New national compendium showcases how cities and universities are rethinking innovation for inclusive growth
Unique i-PLACE platform brings together ideas from across the UK to shape the future of place-based innovation
A new national compendium published today brings together leading thinkers and practitioners from across the UK to explore how cities and regions can develop more inclusive, resilient and locally grounded approaches to innovation.
Innovation Ecosystems, the first i-PLACE Compendium, is published by the Key Cities Innovation Network (KCIN) and features ten peer-reviewed contributions from universities and civic partners working across the country. Together, the collection draws on collaboration between 12 universities and 22 cities, offering new insights into how place-based innovation can address some of the UK’s most pressing challenges—from spatial inequality and productivity to skills, climate transition and community resilience.
Spanning locations from Glasgow to Plymouth, and from Morecambe Bay to the West Midlands, the collection reflects the diversity of places across the UK and the different ways in which innovation is being developed in practice. The contributions range from culture-led regeneration in coastal communities, to new models of university collaboration, to approaches that place lived experience, civic identity and local enterprise at the heart of innovation systems.
What distinguishes the Compendium is its grounding in real places and partnerships. Each contribution draws on active collaboration between universities, local government, industry and communities, demonstrating how innovation ecosystems can be shaped by the specific strengths, challenges and ambitions of different regions.
The Compendium sits within i-PLACE, a new open platform developed by KCIN to connect research, policy and practice in place-based innovation. Through annual publications, conferences and ongoing collaboration, i-PLACE provides a space for cities, universities, industry and communities to share ideas, test approaches and scale impact.
By bringing together insights from across multiple regions in a single platform, i-PLACE aims to bridge the gap between local innovation and national policy—ensuring that learning from places informs wider debates about economic development, public policy and the future of the UK’s innovation system.

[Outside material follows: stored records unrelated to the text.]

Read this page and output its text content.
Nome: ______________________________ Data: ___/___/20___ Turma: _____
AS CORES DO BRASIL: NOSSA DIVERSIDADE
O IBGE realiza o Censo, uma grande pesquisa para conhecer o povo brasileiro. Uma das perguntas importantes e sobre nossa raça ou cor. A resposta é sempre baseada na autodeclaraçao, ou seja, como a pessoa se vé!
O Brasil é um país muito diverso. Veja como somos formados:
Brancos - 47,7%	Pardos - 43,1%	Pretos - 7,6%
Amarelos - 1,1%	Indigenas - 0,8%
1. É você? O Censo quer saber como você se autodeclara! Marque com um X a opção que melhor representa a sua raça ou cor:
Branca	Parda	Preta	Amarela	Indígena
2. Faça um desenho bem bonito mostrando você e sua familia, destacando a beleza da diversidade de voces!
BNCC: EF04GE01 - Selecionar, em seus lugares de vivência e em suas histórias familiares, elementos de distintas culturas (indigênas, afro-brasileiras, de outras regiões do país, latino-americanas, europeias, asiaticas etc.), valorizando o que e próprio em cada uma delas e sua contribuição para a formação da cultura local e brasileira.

The full list of contributions to Innovation Ecosystems includes:
- The role of felt experience in place-based innovation (Glasgow / AHRC Place Programme): Reframing policy around people’s lived and emotional relationship with place
- Bath city-region as a hologrammatic creative canvas (Bath): Using creative infrastructure to drive inclusive regional growth
- Plymouth Sound National Marine Park as a model for place-based innovation (Plymouth): Harnessing natural assets for regeneration and innovation
- Mezzo-level: imagination as policy infrastructure (Essex): Embedding imagination within policy systems to enable place-based change
- Innovation “from the outside in” – rethinking regional ecosystems (Salford): Reconfiguring how regions engage with external networks and ideas
- From football city to civic lab: stewarding innovation (Wrexham): Building civic identity as a driver of innovation
- Innovator-driven enterprise: an approach to regional ecosystems (Bradford): Supporting entrepreneur-led regional growth
- Unlocking shared commercialisation pathways (West Midlands): Strengthening collaboration in university innovation
- Reaching further: integrating FE Colleges (Greater Manchester): Expanding participation in innovation ecosystems
- Landing a Morecambe Bay culture innovation ecosystem (Morecambe Bay): Developing culture-led regional innovation
Professor Christopher Smith, Executive Chair of UKRI Arts & Humanities Research Council, commented:
“Innovation, with its profound potential to address societal challenges and foster prosperity, grows from specific local contexts and practice. Innovation Ecosystems outlines the many different ways in which this process can occur, and offers a range of valuable lessons for how we can catalyse place-based innovation across the UK.”
Cllr John Merry CBE, Chair of Key Cities and Deputy City Mayor of Salford, said:
“The ideas presented in this compendium are both important and exciting. They show how our cities, working with their universities and partners, can develop innovative approaches that are rooted in local experience but have national relevance.”
Professor Nic Beech, Vice-Chancellor of the University of Salford and co-editor of the Compendium, added:
“What distinguishes these contributions is their grounding in place. Each reflects real partnerships, real challenges and real opportunities—demonstrating how innovation ecosystems can be developed in ways that are both locally meaningful and scalable across the UK.”